Desde 1958, estuvo al frente de La Voix de l’Occident, un programa de radio y revista políglota desde donde criticó, entre otras cosas, la política de Charles de Gaulle en el antiguo imperio colonial francés. Uno de sus libros más representativos es una apología de Salazar, respaldada por el propio dictador; la segunda edición en francés incluye una carta de Salazar agradeciendo a Ploncard D’Assac por su obra. En México, ese libro fue publicado por Tradición, la editorial de la familia Abascal, y traducido por Carlos Abascal, hijo de Salvador, patriarca del clan. En 2020, el catálogo de la editorial afirmaba: “Salazar, modelo de estadista católico: bien gobernó a Portugal durante más de 40 años”. El propio Salvador Abascal tradujo Los francmasones, además de Rousseau, Marx y Lenin.

A los argumentos de Maurras, Ploncard D’Assac y sus herederos hay que añadir un ingrediente clave: las batallas por la teología, el alma de la Iglesia católica. Un factor decisivo para entender a la nueva extrema derecha es la manera en que, desde finales de los años cincuenta y aún hoy, reprocha a la jerarquía católica el haber tomado conciencia del papel que desempeñó el catolicismo en el Holocausto y en la Segunda Guerra Mundial.

Lejos de reconocer el valor de figuras como Pío XII, Juan XXIII o Pablo VI por intentar enmendar el daño causado por el antisemitismo, la extrema derecha los descalifica como traidores y herejes.

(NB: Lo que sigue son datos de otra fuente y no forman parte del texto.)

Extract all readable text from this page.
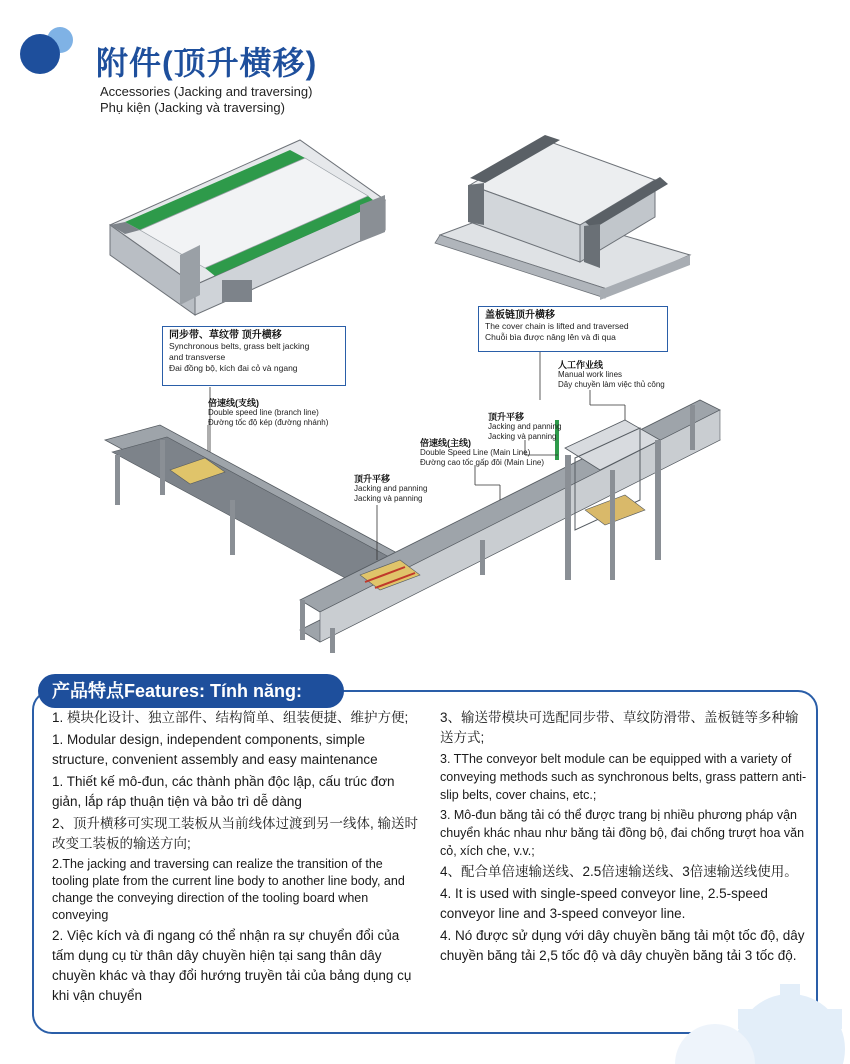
附件(顶升横移)
Accessories (Jacking and traversing)
Phụ kiện (Jacking và traversing)
同步带、草纹带 顶升横移
Synchronous belts, grass belt jacking
and transverse
Đai đồng bộ, kích đai cỏ và ngang
盖板链顶升横移
The cover chain is lifted and traversed
Chuỗi bìa được nâng lên và đi qua
倍速线(支线)
Double speed line (branch line)
Đường tốc độ kép (đường nhánh)
倍速线(主线)
Double Speed Line (Main Line)
Đường cao tốc gấp đôi (Main Line)
人工作业线
Manual work lines
Dây chuyền làm việc thủ công
顶升平移
Jacking and panning
Jacking và panning
顶升平移
Jacking and panning
Jacking và panning
产品特点Features: Tính năng:

1. 模块化设计、独立部件、结构简单、组装便捷、维护方便;

1. Modular design, independent components, simple structure, convenient assembly and easy maintenance

1. Thiết kế mô-đun, các thành phần độc lập, cấu trúc đơn giản, lắp ráp thuận tiện và bảo trì dễ dàng

2、顶升横移可实现工装板从当前线体过渡到另一线体, 输送时改变工装板的输送方向;

2.The jacking and traversing can realize the transition of the tooling plate from the current line body to another line body, and change the conveying direction of the tooling board when conveying

2. Việc kích và đi ngang có thể nhận ra sự chuyển đổi của tấm dụng cụ từ thân dây chuyền hiện tại sang thân dây chuyền khác và thay đổi hướng truyền tải của bảng dụng cụ khi vận chuyển

3、输送带模块可选配同步带、草纹防滑带、盖板链等多种输送方式;

3. TThe conveyor belt module can be equipped with a variety of conveying methods such as synchronous belts, grass pattern anti-slip belts, cover chains, etc.;

3. Mô-đun băng tải có thể được trang bị nhiều phương pháp vận chuyển khác nhau như băng tải đồng bộ, đai chống trượt hoa văn cỏ, xích che, v.v.;

4、配合单倍速输送线、2.5倍速输送线、3倍速输送线使用。

4. It is used with single-speed conveyor line, 2.5-speed conveyor line and 3-speed conveyor line.

4. Nó được sử dụng với dây chuyền băng tải một tốc độ, dây chuyền băng tải 2,5 tốc độ và dây chuyền băng tải 3 tốc độ.
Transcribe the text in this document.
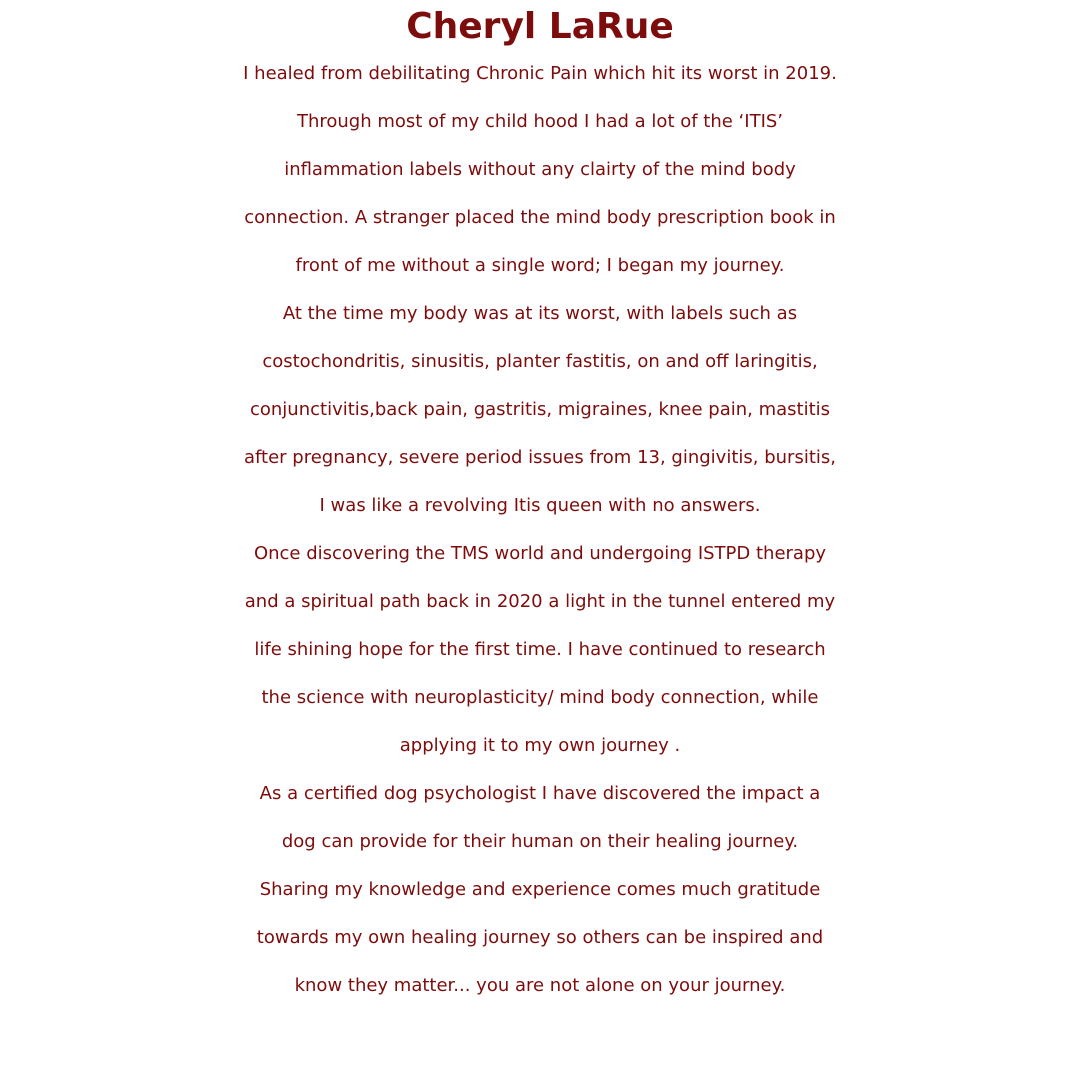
Cheryl LaRue
I healed from debilitating Chronic Pain which hit its worst in 2019.
Through most of my child hood I had a lot of the ‘ITIS’
inflammation labels without any clairty of the mind body
connection. A stranger placed the mind body prescription book in
front of me without a single word; I began my journey.
At the time my body was at its worst, with labels such as
costochondritis, sinusitis, planter fastitis, on and off laringitis,
conjunctivitis,back pain, gastritis, migraines, knee pain, mastitis
after pregnancy, severe period issues from 13, gingivitis, bursitis,
I was like a revolving Itis queen with no answers.
Once discovering the TMS world and undergoing ISTPD therapy
and a spiritual path back in 2020 a light in the tunnel entered my
life shining hope for the first time. I have continued to research
the science with neuroplasticity/ mind body connection, while
applying it to my own journey .
As a certified dog psychologist I have discovered the impact a
dog can provide for their human on their healing journey.
Sharing my knowledge and experience comes much gratitude
towards my own healing journey so others can be inspired and
know they matter... you are not alone on your journey.
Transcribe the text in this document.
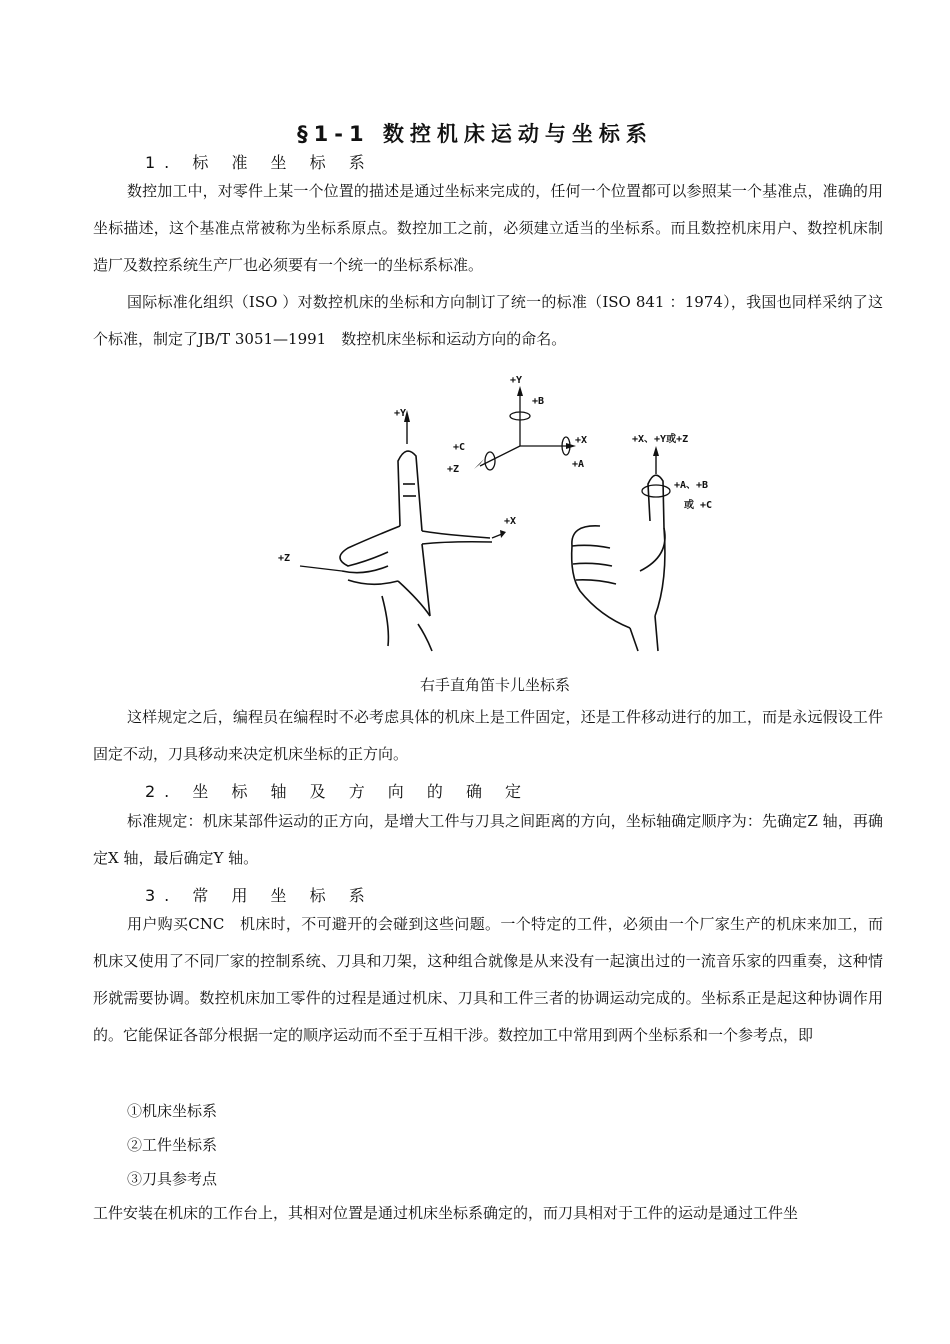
§1-1 数控机床运动与坐标系
1. 标 准 坐 标 系

数控加工中，对零件上某一个位置的描述是通过坐标来完成的，任何一个位置都可以参照某一个基准点，准确的用坐标描述，这个基准点常被称为坐标系原点。数控加工之前，必须建立适当的坐标系。而且数控机床用户、数控机床制造厂及数控系统生产厂也必须要有一个统一的坐标系标准。

国际标准化组织（ISO ）对数控机床的坐标和方向制订了统一的标准（ISO 841 ：1974），我国也同样采纳了这个标准，制定了JB/T 3051—1991　数控机床坐标和运动方向的命名。

+Y
+Z
+X
+Y
+B
+C
+Z
+X
+A
+X、+Y或+Z
+A、+B
或 +C
右手直角笛卡儿坐标系

这样规定之后，编程员在编程时不必考虑具体的机床上是工件固定，还是工件移动进行的加工，而是永远假设工件固定不动，刀具移动来决定机床坐标的正方向。

2. 坐 标 轴 及 方 向 的 确 定

标准规定：机床某部件运动的正方向，是增大工件与刀具之间距离的方向，坐标轴确定顺序为：先确定Z 轴，再确定X 轴，最后确定Y 轴。

3. 常 用 坐 标 系

用户购买CNC　机床时，不可避开的会碰到这些问题。一个特定的工件，必须由一个厂家生产的机床来加工，而机床又使用了不同厂家的控制系统、刀具和刀架，这种组合就像是从来没有一起演出过的一流音乐家的四重奏，这种情形就需要协调。数控机床加工零件的过程是通过机床、刀具和工件三者的协调运动完成的。坐标系正是起这种协调作用的。它能保证各部分根据一定的顺序运动而不至于互相干涉。数控加工中常用到两个坐标系和一个参考点，即

①机床坐标系
②工件坐标系
③刀具参考点
工件安装在机床的工作台上，其相对位置是通过机床坐标系确定的，而刀具相对于工件的运动是通过工件坐
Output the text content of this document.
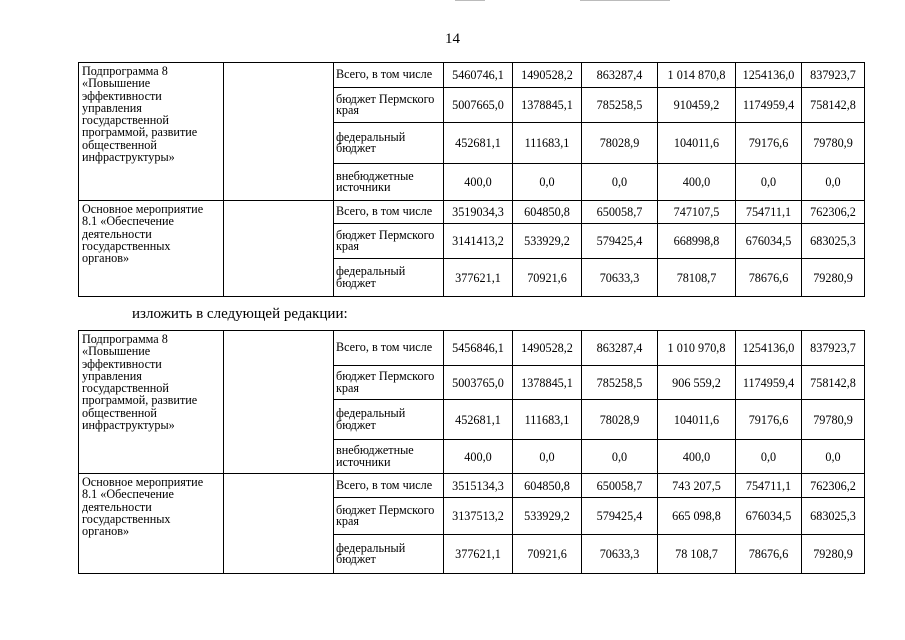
14
Подпрограмма 8 «Повышение эффективности управления государственной программой, развитие общественной инфраструктуры»		Всего, в том числе	5460746,1	1490528,2	863287,4	1 014 870,8	1254136,0	837923,7
		бюджет Пермского края	5007665,0	1378845,1	785258,5	910459,2	1174959,4	758142,8
		федеральный бюджет	452681,1	111683,1	78028,9	104011,6	79176,6	79780,9
		внебюджетные источники	400,0	0,0	0,0	400,0	0,0	0,0
Основное мероприятие 8.1 «Обеспечение деятельности государственных органов»		Всего, в том числе	3519034,3	604850,8	650058,7	747107,5	754711,1	762306,2
		бюджет Пермского края	3141413,2	533929,2	579425,4	668998,8	676034,5	683025,3
		федеральный бюджет	377621,1	70921,6	70633,3	78108,7	78676,6	79280,9
изложить в следующей редакции:
Подпрограмма 8 «Повышение эффективности управления государственной программой, развитие общественной инфраструктуры»		Всего, в том числе	5456846,1	1490528,2	863287,4	1 010 970,8	1254136,0	837923,7
		бюджет Пермского края	5003765,0	1378845,1	785258,5	906 559,2	1174959,4	758142,8
		федеральный бюджет	452681,1	111683,1	78028,9	104011,6	79176,6	79780,9
		внебюджетные источники	400,0	0,0	0,0	400,0	0,0	0,0
Основное мероприятие 8.1 «Обеспечение деятельности государственных органов»		Всего, в том числе	3515134,3	604850,8	650058,7	743 207,5	754711,1	762306,2
		бюджет Пермского края	3137513,2	533929,2	579425,4	665 098,8	676034,5	683025,3
		федеральный бюджет	377621,1	70921,6	70633,3	78 108,7	78676,6	79280,9
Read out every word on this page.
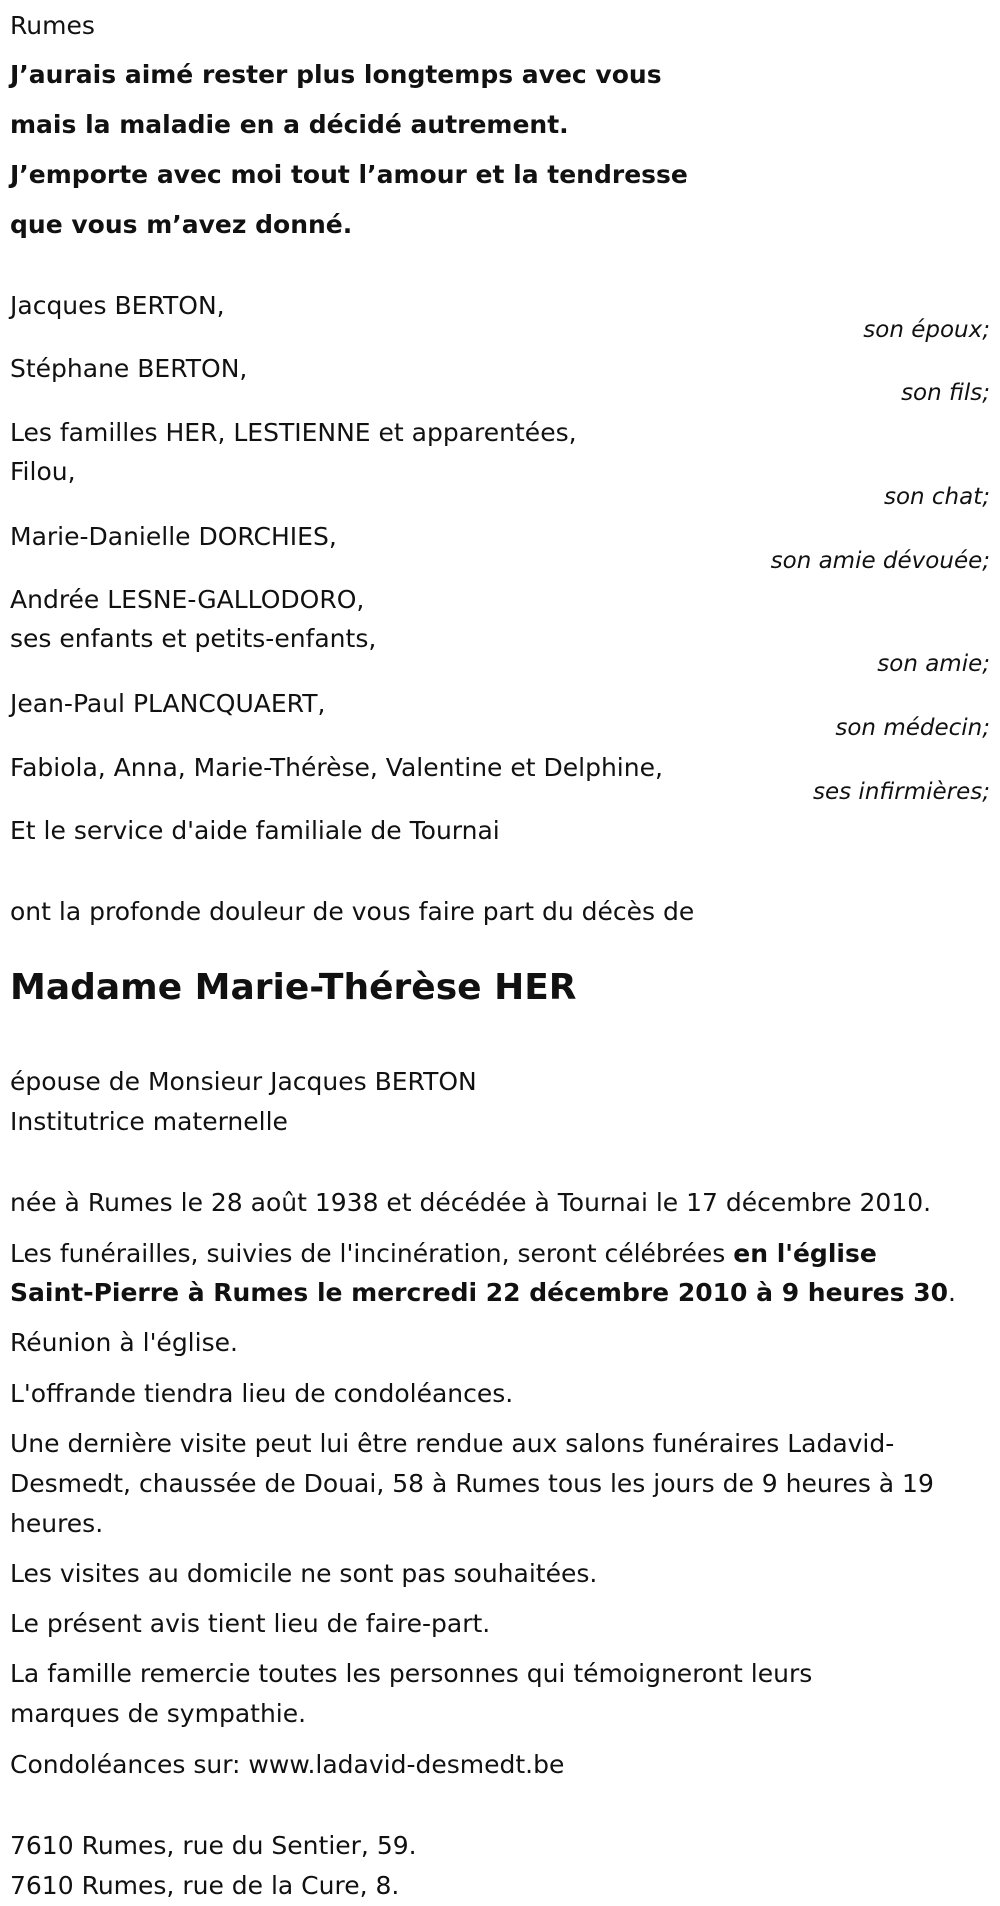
Rumes
J’aurais aimé rester plus longtemps avec vous
mais la maladie en a décidé autrement.
J’emporte avec moi tout l’amour et la tendresse
que vous m’avez donné.
Jacques BERTON,
son époux;
Stéphane BERTON,
son fils;
Les familles HER, LESTIENNE et apparentées,
Filou,
son chat;
Marie-Danielle DORCHIES,
son amie dévouée;
Andrée LESNE-GALLODORO,
ses enfants et petits-enfants,
son amie;
Jean-Paul PLANCQUAERT,
son médecin;
Fabiola, Anna, Marie-Thérèse, Valentine et Delphine,
ses infirmières;
Et le service d'aide familiale de Tournai
ont la profonde douleur de vous faire part du décès de
Madame Marie-Thérèse HER
épouse de Monsieur Jacques BERTON
Institutrice maternelle
née à Rumes le 28 août 1938 et décédée à Tournai le 17 décembre 2010.
Les funérailles, suivies de l'incinération, seront célébrées en l'église
Saint-Pierre à Rumes le mercredi 22 décembre 2010 à 9 heures 30.
Réunion à l'église.
L'offrande tiendra lieu de condoléances.
Une dernière visite peut lui être rendue aux salons funéraires Ladavid-
Desmedt, chaussée de Douai, 58 à Rumes tous les jours de 9 heures à 19
heures.
Les visites au domicile ne sont pas souhaitées.
Le présent avis tient lieu de faire-part.
La famille remercie toutes les personnes qui témoigneront leurs
marques de sympathie.
Condoléances sur: www.ladavid-desmedt.be
7610 Rumes, rue du Sentier, 59.
7610 Rumes, rue de la Cure, 8.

Lo hace invocando la encíclica Pascendi Dominici Gregis (1907) de Pío X, donde se condena el modernismo dentro de la Iglesia católica. Sin embargo, dicho texto nunca define con claridad qué se entiende por “modernismo”; lo describe, más bien, como una “síntesis de todas las herejías”. Peor aún, ordena la creación de comités diocesanos de vigilancia para expurgar toda influencia modernista.

No son ideas muertas. Desde hace algunos años, en Estados Unidos han surgido “comunidades” que aspiran a restaurar la pureza del catolicismo según los principios de Pío X. Una de ellas —mitad parroquia, mitad fraccionamiento— es Santa María, en Kansas. Este texto de The Atlantic revela hasta qué punto intentan ser fieles al ideario integrista de Pío X. No en balde, la “orden” detrás del proyecto Santa María es la ya citada Sociedad Sacerdotal de San Pío X (SSPX), punta de lanza en la oposición al Concilio Vaticano II.

Sin embargo, esa conducta extrema no es exclusiva de la cismática SSPX. En la diócesis de Tyler, Texas, el ahora obispo emérito Joseph Strickland promovía la creación de “comunidades” similares, que remiten a otros experimentos de ingeniería social impulsados por grupos religiosos extremistas. Uno de estos desarrollos inmobiliarios, habitado por personas que se identifican como católicas, lleva por nombre Veritatis Splendor —Esplendor de la verdad—, como la encíclica de Juan Pablo II publicada en 1993. En “Strickland y el riesgo de convertir el catolicismo en una secta” ofrezco más detalles sobre este desarrollo y su vínculo con una forma de catolicismo sectario y apocalíptico.

Un modelo similar —que dice encontrar un núcleo duro de identidad basado en una idea de lo religioso que excluye y condena— existe, con variaciones, en las campañas contra los programas de Diversidad, Equidad e Inclusión (DEI). Estas campañas han llevado a purgas en los planes de estudio y, en otros ámbitos, han impedido que títulos tan “peligrosos” como La telaraña de Charlotte, un libro infantil de los años cincuenta, estén disponibles en bibliotecas públicas. Este modelo también ha servido para que figuras como Trump y Milei orienten sus gobiernos según lógicas que acentúan las desigualdades.

Para impulsarlo, la extrema derecha se presenta a sí misma, simultáneamente, como mártir y como redentora: de ella misma y de los grupos a los que dice representar. Uno de esos grupos es el de los jóvenes varones, presentados como los grandes perdedores de las políticas DEI. Exacerban al máximo el carácter compensatorio de estas políticas para culparlas de las desventuras de quienes se perciben excluidos por ser heterosexuales.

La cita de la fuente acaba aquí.